The old trope is true, of course, but you don’t absorb its meaning until you are confronted with the reality of it.
I visited my old high school today. Only it’s no longer my old school. It’s a 100 percent new building, built on the same piece of property as the school I attended to replace the structure wiped away by a tornado in 2011.
It hasn’t had the name of my alma mater for years anyway. I attended Wadena Senior High School. A district merger and the addition of younger grades has transformed it into Wadena-Deer Creek Middle/High School. Even the mascot has changed. I rooted for the politically incorrect Wadena Indians. Now the Wolverines are meant to strike fear in the hearts of our geographic neighbors.

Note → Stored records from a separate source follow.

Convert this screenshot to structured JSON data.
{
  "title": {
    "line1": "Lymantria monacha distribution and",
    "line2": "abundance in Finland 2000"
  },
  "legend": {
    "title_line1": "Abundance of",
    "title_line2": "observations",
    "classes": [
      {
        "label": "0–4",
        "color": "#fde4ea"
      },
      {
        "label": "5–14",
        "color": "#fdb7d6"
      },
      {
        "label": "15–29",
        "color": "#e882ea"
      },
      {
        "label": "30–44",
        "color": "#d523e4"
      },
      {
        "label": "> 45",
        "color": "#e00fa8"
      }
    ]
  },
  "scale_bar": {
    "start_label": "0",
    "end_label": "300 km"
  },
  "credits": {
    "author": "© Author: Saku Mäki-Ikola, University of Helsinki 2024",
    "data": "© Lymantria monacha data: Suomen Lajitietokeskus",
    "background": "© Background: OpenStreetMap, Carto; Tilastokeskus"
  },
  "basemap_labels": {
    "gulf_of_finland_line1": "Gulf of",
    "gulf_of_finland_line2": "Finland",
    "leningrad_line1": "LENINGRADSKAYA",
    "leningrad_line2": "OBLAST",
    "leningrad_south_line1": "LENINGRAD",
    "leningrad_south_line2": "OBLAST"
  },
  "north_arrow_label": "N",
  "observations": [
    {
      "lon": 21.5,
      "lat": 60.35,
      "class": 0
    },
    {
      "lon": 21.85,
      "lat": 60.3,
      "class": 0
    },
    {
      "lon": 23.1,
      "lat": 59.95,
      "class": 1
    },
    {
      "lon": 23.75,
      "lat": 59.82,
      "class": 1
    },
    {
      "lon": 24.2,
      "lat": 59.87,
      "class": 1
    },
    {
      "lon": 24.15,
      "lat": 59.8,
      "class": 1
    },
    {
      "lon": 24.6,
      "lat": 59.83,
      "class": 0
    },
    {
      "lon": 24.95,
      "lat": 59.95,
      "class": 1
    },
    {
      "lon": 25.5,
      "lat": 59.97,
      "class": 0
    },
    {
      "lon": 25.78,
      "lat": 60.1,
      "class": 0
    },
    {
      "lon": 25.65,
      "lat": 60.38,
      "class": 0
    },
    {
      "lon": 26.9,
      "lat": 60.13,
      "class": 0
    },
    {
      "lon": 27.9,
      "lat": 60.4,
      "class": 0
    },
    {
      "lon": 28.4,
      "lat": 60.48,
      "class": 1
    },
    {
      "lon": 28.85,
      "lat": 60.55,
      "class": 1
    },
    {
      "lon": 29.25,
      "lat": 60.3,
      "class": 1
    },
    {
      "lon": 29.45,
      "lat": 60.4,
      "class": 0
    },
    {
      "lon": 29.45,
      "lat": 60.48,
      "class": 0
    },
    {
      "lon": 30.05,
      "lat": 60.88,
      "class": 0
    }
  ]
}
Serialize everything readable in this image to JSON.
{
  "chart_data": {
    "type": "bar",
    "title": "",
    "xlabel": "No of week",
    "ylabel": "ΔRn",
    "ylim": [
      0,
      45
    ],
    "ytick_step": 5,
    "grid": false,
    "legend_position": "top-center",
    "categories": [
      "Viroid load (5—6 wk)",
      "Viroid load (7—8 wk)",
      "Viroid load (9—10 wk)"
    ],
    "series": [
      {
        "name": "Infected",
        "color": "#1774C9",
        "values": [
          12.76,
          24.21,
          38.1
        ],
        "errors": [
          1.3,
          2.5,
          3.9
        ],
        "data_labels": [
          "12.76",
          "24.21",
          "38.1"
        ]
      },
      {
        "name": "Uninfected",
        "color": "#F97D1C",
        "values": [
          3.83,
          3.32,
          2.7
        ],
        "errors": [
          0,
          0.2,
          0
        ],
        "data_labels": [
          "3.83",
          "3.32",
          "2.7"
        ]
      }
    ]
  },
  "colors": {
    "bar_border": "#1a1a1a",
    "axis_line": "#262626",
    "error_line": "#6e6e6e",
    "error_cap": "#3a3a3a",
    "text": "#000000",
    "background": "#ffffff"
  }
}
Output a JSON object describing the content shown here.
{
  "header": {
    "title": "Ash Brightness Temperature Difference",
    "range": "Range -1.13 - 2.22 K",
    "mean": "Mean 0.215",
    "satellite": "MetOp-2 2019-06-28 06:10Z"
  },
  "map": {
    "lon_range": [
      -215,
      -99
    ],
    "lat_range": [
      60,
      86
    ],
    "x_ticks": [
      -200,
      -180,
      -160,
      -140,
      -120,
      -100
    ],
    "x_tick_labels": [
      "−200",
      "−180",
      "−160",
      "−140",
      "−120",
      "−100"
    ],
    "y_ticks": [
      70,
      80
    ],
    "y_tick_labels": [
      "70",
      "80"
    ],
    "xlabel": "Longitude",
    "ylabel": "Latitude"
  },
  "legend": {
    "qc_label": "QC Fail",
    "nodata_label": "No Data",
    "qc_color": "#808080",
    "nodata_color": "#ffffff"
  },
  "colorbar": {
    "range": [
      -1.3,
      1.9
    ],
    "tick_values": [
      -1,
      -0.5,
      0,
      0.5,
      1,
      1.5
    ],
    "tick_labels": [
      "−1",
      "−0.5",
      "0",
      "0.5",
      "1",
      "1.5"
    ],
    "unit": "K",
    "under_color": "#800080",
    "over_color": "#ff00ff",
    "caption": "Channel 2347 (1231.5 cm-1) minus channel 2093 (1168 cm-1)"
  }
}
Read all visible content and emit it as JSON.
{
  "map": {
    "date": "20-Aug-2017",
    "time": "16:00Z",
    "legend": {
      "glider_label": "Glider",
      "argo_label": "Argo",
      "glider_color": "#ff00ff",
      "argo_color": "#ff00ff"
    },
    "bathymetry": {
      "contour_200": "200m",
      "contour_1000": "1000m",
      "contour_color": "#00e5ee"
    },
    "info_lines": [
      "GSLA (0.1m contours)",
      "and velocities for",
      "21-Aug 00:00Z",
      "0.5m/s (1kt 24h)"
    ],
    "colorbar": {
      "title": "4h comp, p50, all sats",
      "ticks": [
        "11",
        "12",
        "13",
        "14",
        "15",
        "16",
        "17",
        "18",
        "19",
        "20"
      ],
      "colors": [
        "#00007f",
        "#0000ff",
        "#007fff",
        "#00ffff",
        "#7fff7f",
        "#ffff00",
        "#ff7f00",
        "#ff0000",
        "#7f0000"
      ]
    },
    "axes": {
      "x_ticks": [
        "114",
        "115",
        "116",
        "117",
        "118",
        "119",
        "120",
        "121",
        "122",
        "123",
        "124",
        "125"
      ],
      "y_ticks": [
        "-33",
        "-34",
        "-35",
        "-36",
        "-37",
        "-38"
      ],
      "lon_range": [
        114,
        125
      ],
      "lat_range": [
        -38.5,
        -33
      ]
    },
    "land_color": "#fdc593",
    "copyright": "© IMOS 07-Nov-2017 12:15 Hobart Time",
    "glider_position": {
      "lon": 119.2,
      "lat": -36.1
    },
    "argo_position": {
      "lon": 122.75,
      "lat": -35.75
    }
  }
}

But it wasn’t the physical changes in the building that struck me so much as I walked the new smelling hallways of the new school — it was how different I felt about the psychic weight of the place.
I remember high school as a big, scary, important place. When I walked those hallways 30 years ago, it was. Today, even though the physical building is bigger, it felt like a much smaller place, not at all scary.
I should have known, of course, it would feel that way. It’s like one’s parents; they feel so formidable when one is a rebellious teenager, but they shrink to human size when one has children of one’s own.
Sometimes, it’s good to exercise one’s perspective.